Diminui a autoestima saber que documentos capazes de explicar lacunas históricas do Brasil permanecem secretos por normas de sigilo dos EUA e que, aqui, a documentação militar desapareceu.
O que dizem os dois parágrafos com tarja preta do memorando recebido pelo secretário de Estado Henry Kissinger? Outras fontes de informação esclarecem o contexto do relato produzido pela CIA?
São desconcertantes as estatísticas da letalidade policial no Brasil, assim como são assombrosos os números de homicídio, estupro e assalto.
A licença para matar está entranhada na cultura policial, particularmente da Polícia Militar, e também na cultura de delinquentes. O círculo vicioso parece infinito.
A decisão do governador tampão de São Paulo, Márcio França, de homenagear a cabo da PM que matou ladrão armado com três disparos diante de uma escola foi imprópria, leviana e oportunista.
Se a soldado agiu em legítima defesa, se a reação ao assalto não expôs outras mães e crianças a riscos adicionais, isso deve ser declarado por autoridade judicial. Violência gera traumas. O policial que mata –o inocente, – deve permanecer nas ruas como se nada tivesse acontecido?
O governador é candidato, mas o eleitor não o conhece. A oportunidade surge. O discurso da linha dura não tem dono.

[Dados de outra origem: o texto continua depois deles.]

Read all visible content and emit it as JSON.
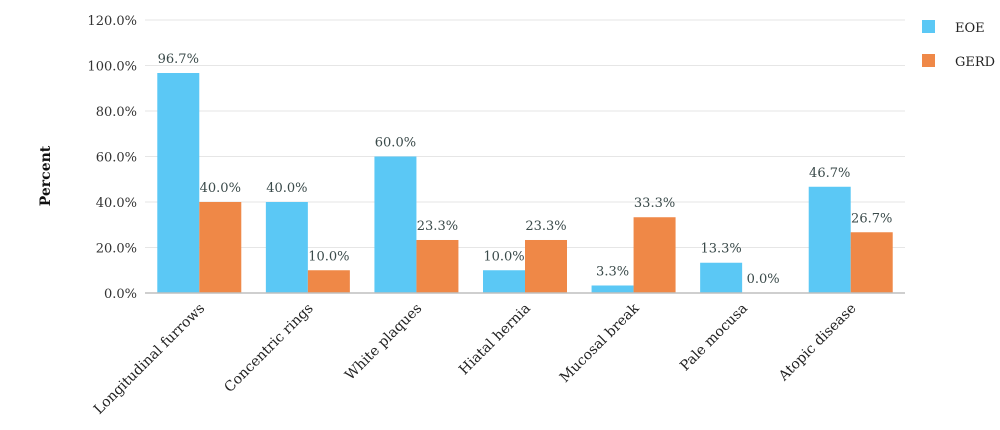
{
  "chart_data": {
    "type": "bar",
    "ylabel": "Percent",
    "xlabel": "",
    "ylim": [
      0,
      120
    ],
    "yticks": [
      0,
      20,
      40,
      60,
      80,
      100,
      120
    ],
    "ytick_labels": [
      "0.0%",
      "20.0%",
      "40.0%",
      "60.0%",
      "80.0%",
      "100.0%",
      "120.0%"
    ],
    "grid": true,
    "legend_position": "top-right",
    "categories": [
      "Longitudinal furrows",
      "Concentric rings",
      "White plaques",
      "Hiatal hernia",
      "Mucosal break",
      "Pale mocusa",
      "Atopic disease"
    ],
    "series": [
      {
        "name": "EOE",
        "color": "#5bc8f5",
        "values": [
          96.7,
          40.0,
          60.0,
          10.0,
          3.3,
          13.3,
          46.7
        ],
        "labels": [
          "96.7%",
          "40.0%",
          "60.0%",
          "10.0%",
          "3.3%",
          "13.3%",
          "46.7%"
        ]
      },
      {
        "name": "GERD",
        "color": "#ef8847",
        "values": [
          40.0,
          10.0,
          23.3,
          23.3,
          33.3,
          0.0,
          26.7
        ],
        "labels": [
          "40.0%",
          "10.0%",
          "23.3%",
          "23.3%",
          "33.3%",
          "0.0%",
          "26.7%"
        ]
      }
    ]
  }
}
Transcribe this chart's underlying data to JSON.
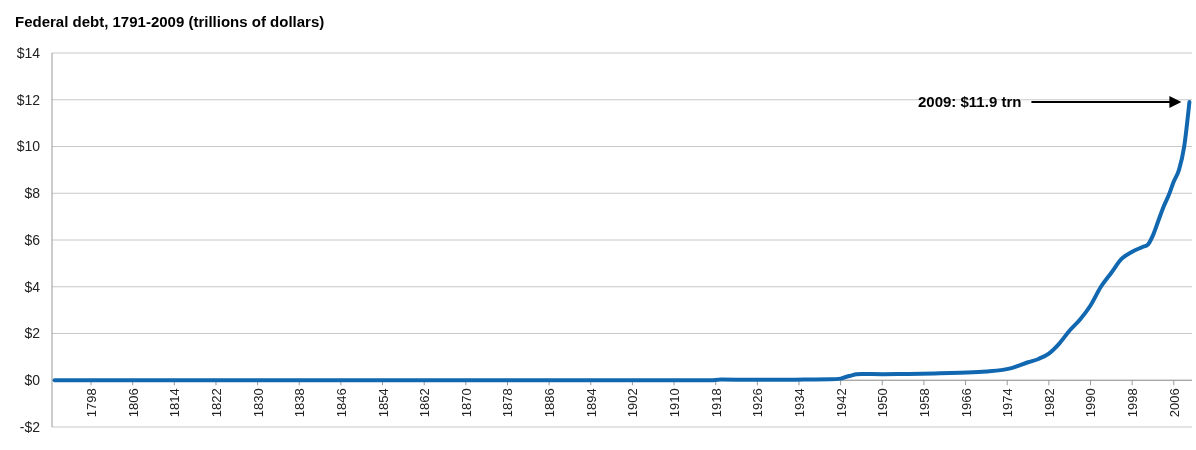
{
  "chart_data": {
    "type": "line",
    "title": "Federal debt, 1791-2009 (trillions of dollars)",
    "series": [
      {
        "color": "#1168b0",
        "x": [
          1791,
          1830,
          1870,
          1900,
          1916,
          1917,
          1919,
          1925,
          1930,
          1935,
          1940,
          1942,
          1943,
          1944,
          1945,
          1946,
          1950,
          1955,
          1960,
          1965,
          1970,
          1975,
          1978,
          1980,
          1982,
          1984,
          1986,
          1988,
          1990,
          1992,
          1994,
          1996,
          1998,
          2000,
          2001,
          2002,
          2003,
          2004,
          2005,
          2006,
          2007,
          2008,
          2009
        ],
        "values": [
          0,
          0,
          0,
          0,
          0,
          0,
          0.03,
          0.02,
          0.02,
          0.03,
          0.04,
          0.07,
          0.14,
          0.2,
          0.26,
          0.27,
          0.26,
          0.27,
          0.29,
          0.32,
          0.37,
          0.53,
          0.77,
          0.91,
          1.14,
          1.57,
          2.13,
          2.6,
          3.2,
          4.0,
          4.6,
          5.2,
          5.5,
          5.7,
          5.8,
          6.2,
          6.8,
          7.4,
          7.9,
          8.5,
          9.0,
          10.0,
          11.9
        ]
      }
    ],
    "xlim": [
      1790.5,
      2009.5
    ],
    "xticks": [
      1798,
      1806,
      1814,
      1822,
      1830,
      1838,
      1846,
      1854,
      1862,
      1870,
      1878,
      1886,
      1894,
      1902,
      1910,
      1918,
      1926,
      1934,
      1942,
      1950,
      1958,
      1966,
      1974,
      1982,
      1990,
      1998,
      2006
    ],
    "ylim": [
      -2,
      14
    ],
    "yticks": [
      {
        "value": -2,
        "label": "-$2"
      },
      {
        "value": 0,
        "label": "$0"
      },
      {
        "value": 2,
        "label": "$2"
      },
      {
        "value": 4,
        "label": "$4"
      },
      {
        "value": 6,
        "label": "$6"
      },
      {
        "value": 8,
        "label": "$8"
      },
      {
        "value": 10,
        "label": "$10"
      },
      {
        "value": 12,
        "label": "$12"
      },
      {
        "value": 14,
        "label": "$14"
      }
    ],
    "grid": "y",
    "annotations": [
      "2009: $11.9 trn"
    ]
  }
}
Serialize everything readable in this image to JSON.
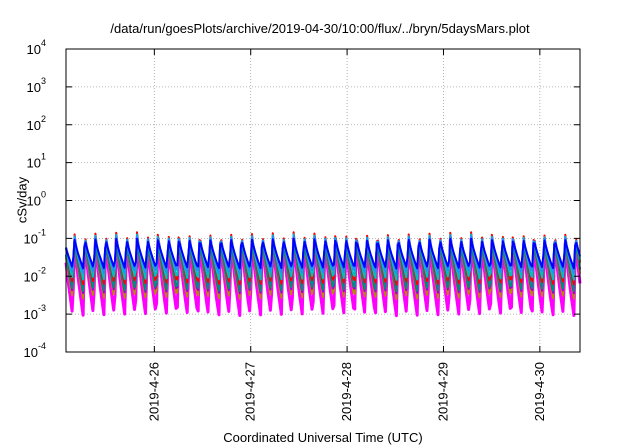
{
  "chart_data": {
    "type": "line",
    "title": "/data/run/goesPlots/archive/2019-04-30/10:00/flux/../bryn/5daysMars.plot",
    "xlabel": "Coordinated Universal Time (UTC)",
    "ylabel": "cSv/day",
    "yscale": "log",
    "ylim": [
      0.0001,
      10000
    ],
    "xlim": [
      "2019-04-25 02:00",
      "2019-04-30 10:00"
    ],
    "grid": true,
    "legend": "none",
    "y_ticks": [
      {
        "base": "10",
        "exp": "-4"
      },
      {
        "base": "10",
        "exp": "-3"
      },
      {
        "base": "10",
        "exp": "-2"
      },
      {
        "base": "10",
        "exp": "-1"
      },
      {
        "base": "10",
        "exp": "0"
      },
      {
        "base": "10",
        "exp": "1"
      },
      {
        "base": "10",
        "exp": "2"
      },
      {
        "base": "10",
        "exp": "3"
      },
      {
        "base": "10",
        "exp": "4"
      }
    ],
    "x_ticks": [
      "2019-4-26",
      "2019-4-27",
      "2019-4-28",
      "2019-4-29",
      "2019-4-30"
    ],
    "pattern": {
      "description_of_data": "periodic sawtooth (~2.6 h period) flux curves between ~0.001 and ~0.15 cSv/day",
      "period_hours": 2.6,
      "series": [
        {
          "color": "#ff00ff",
          "peak": 0.1,
          "trough": 0.0009
        },
        {
          "color": "#b8860b",
          "peak": 0.1,
          "trough": 0.0025
        },
        {
          "color": "#9400d3",
          "peak": 0.11,
          "trough": 0.0035
        },
        {
          "color": "#008b8b",
          "peak": 0.1,
          "trough": 0.004
        },
        {
          "color": "#ff0000",
          "peak": 0.15,
          "trough": 0.006
        },
        {
          "color": "#00bfbf",
          "peak": 0.13,
          "trough": 0.008
        },
        {
          "color": "#1e90ff",
          "peak": 0.12,
          "trough": 0.012
        },
        {
          "color": "#0000ff",
          "peak": 0.1,
          "trough": 0.016
        }
      ]
    }
  }
}
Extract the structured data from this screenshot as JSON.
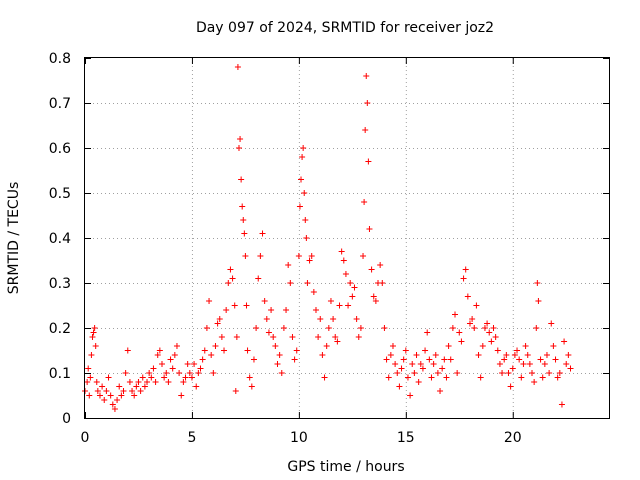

As enquetes encorajam.
Mais impulso político, mais licença para matar.
2 comentários:
Como se explica o amor da esquerda (mídia, universidade, justiça e toda sorte de parasitas “letrados e sabidos” ) pelos bandidos: Herbert Marcuse, pensador marxista alemão e guru da turma letrada pregava que o proletariado, antiga base revolucionaria do marxismo, havia perdido seu ímpeto revolucionário pq tinha se aburguesado com o sucesso do capitalismo na Alemanha e todo o ocidente (sabe como é: melhor ficar em casa vendo futebol e series americanas na enorme Tv de tela plana que ir pra rua gritar contra o capitalismo).
(Os que adotam essa crença no banditismo como vetor de redenção da humanidade geralmente nem sabem de onde vem isso, assim como nada sabem sobre quase tudo que acreditam.)
…então só restava recorrer ao lumpemproletariado que são justamente bandidos, estudantes ociosos, ladrões, viciados, mendigos, loucos (por isso a doutrina de esvaziamento dos hospícios e liberação dos malucos liderada por agente da KGB italiano chamado Franco Basaglia, por orientação direta de Moscou ao tempo da guerra fria) e psicopatas em geral…o resultado é esse que vemos.
Valmir, releia o Marcuse sem o viés tendencioso: o que ele disse é apenas que aqueles que foram capturados pela engrenagem de produção & consumo nos moldes capitalistas estão perdidos para a defesa dos interesses superiores da humanidade, pois só querem obter melhoras para si próprios e o mundo que se f...
Bandidos, ladrões, malucos, viciados, mendigos, etc., são meras caricaturas que vc está utilizando para desqualificar um pensador sério.